My error is on the target server; Certificate Not Found. Security context could not be retrieved.

My situation is:
Source server A (dmz) sending to target server B, where there are already existing broker instances sending messages both ways but on different databases.

Test 1: I switched the role of the source and target server around, making server B my source and server A (dmz) my target while using the same databases. This was successful.

Test 2: I dropped the test 1 instance and created 2 new databases on each server. I have again, reconfigured the source and target roles, now sending from server A (dmz) to server B and this was successful. There is only the one service broker instance configured in the new databases, so the order of placement is not an issue.

I have come into this situation in the past when we first set up our dev/test environments; However, the situation was slightly different as many other broker instances were also failing. Not all of them, but some. Once I realized what was happening, dropping all instances and recreating them in a specific order, source instances before target instances, the situation was resolved.

I would think that service broker would add a new instance in the correct place of order, automatically.

Am I correct in thinking that the broker instances must be configured within a specific order? If so, how can I add new broker instances without interrupting what is already there?

Please share your thoughts and suggestions.

Best Answer

Set up a profiler trace and monitor for Security Audit/Audit Broker Conversation. Repro the issue, an event of this class should be produced. Look at the event details. It should shed light. I think two of the event columns (can't remeber which, and MSDN seems to omit the info) contain the problem certificate issuer name/serial number, which should further help narrow down which certificate is being used.

[Edit] Run this query query on all three databases to find out which certificates are used by which service and remote service binding:

select s.name, c.* 
from sys.services s
join sys.certificates c
on s.principal_id = c.principal_id
where c.is_active_for_begin_dialog = 1
and pvt_key_encryption_type != 'NA'
order by c.expiry_date desc


select b.remote_service_name, b.remote_service_binding_id, c.* 
from sys.remote_service_bindings b
join sys.certificates c on b.remote_principal_id = c.principal_id
where c.is_active_for_begin_dialog = 1
order by c.expiry_date desc

[Edit after your data]

1) In PRd2DB services tab: all services in the DB are owned by dbo, and dbo owns 4 certificates that are valid for SSB (certificate ids 280, 288, 327 and 357). The xls did not correctly capture the expiry_date (is all 00:00.0) so I cannot know for sure which one is used, but if the results come from the query I posted above then the first one will be used, certificate id 280 with the serial number 54 89 2c 1a.... So this is the certificate used to identify any service from this db.
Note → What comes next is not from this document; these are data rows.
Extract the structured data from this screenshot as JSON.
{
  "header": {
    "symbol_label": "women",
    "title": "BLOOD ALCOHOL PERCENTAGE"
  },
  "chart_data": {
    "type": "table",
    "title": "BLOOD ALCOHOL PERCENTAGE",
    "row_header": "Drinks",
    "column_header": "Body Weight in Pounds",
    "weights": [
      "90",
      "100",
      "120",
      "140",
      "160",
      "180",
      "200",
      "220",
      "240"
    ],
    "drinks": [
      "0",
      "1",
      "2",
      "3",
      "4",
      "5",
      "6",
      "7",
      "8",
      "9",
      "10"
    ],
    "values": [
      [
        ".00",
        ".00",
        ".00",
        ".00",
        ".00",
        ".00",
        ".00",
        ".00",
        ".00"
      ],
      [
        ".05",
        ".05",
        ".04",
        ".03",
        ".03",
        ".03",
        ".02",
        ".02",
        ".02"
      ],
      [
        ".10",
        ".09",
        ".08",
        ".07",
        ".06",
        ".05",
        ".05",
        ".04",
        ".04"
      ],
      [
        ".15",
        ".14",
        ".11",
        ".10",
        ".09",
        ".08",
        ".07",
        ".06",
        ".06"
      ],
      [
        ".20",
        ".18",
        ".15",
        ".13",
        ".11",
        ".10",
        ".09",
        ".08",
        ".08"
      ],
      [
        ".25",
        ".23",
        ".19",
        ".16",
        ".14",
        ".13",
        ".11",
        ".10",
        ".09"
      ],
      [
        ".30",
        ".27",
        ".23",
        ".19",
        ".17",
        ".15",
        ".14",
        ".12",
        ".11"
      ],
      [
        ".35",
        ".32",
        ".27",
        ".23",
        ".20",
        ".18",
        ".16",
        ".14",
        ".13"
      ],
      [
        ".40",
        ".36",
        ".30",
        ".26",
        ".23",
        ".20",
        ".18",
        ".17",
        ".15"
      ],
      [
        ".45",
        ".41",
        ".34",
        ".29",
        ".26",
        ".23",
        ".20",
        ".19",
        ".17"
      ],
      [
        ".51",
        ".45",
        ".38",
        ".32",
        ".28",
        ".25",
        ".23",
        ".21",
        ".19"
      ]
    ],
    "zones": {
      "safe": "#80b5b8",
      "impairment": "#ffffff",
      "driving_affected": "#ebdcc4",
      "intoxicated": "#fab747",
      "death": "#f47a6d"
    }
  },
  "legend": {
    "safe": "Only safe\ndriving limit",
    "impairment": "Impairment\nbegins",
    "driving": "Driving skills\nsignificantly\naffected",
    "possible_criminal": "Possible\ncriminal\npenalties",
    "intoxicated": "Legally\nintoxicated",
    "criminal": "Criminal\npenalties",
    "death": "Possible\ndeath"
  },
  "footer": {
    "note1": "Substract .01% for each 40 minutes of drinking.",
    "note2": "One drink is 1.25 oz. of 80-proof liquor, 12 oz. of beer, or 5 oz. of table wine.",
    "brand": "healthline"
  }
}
2) In Prd2 in the RSB tab, the query shows a mixture of certificates with private key and ones without a private key. This should never happen. An user associated with an RSB represents the identity of a remote service and should own only certificates with no private key. Also, there is only one RSB user (the one with principal_id 58) for all remote services. There should be a different identity user for each remote service. Right now any dialog started in PrdDB2, to any service, will use the certificate with serial number 34 99 ....

3) DMZDB1 services: same as prd2, all services owned by dbo, dbo has 3certificates (ids 335, 341, 371) and the one used will be the one with serial number 74 0a ...

4) DMZDB RSBs: there are two RSB users, one principal id 9 and one 30. The principal id 9 has a mixture of certificates, including some with private key, while principal id 30 has only one certificate but that certificate has a private key.

Overall, the configuration is deeply flawed and and no wonder it doesn't work. You do not understand the role and the proper configuration of a remote service binding.

Please follow the following rules. Consider a remote service 'Foo':

  • create a different user (principal) for each remote service, call it remote_user_Foo
  • create a RSB for each remote service, using the principal for this service (ie. remote_user_Foo)
  • The remote_user_Foo should own exactly one certificate, and it should not have a private key
  • Grant necessary permissions (SEND) to remote_user_Foo

Next time you run the query for showing the RSB it should show a number of rows equal to the number of remote service bindings, the principal_id values should be all distinct and the pvt_key_encryption_type should all be NA.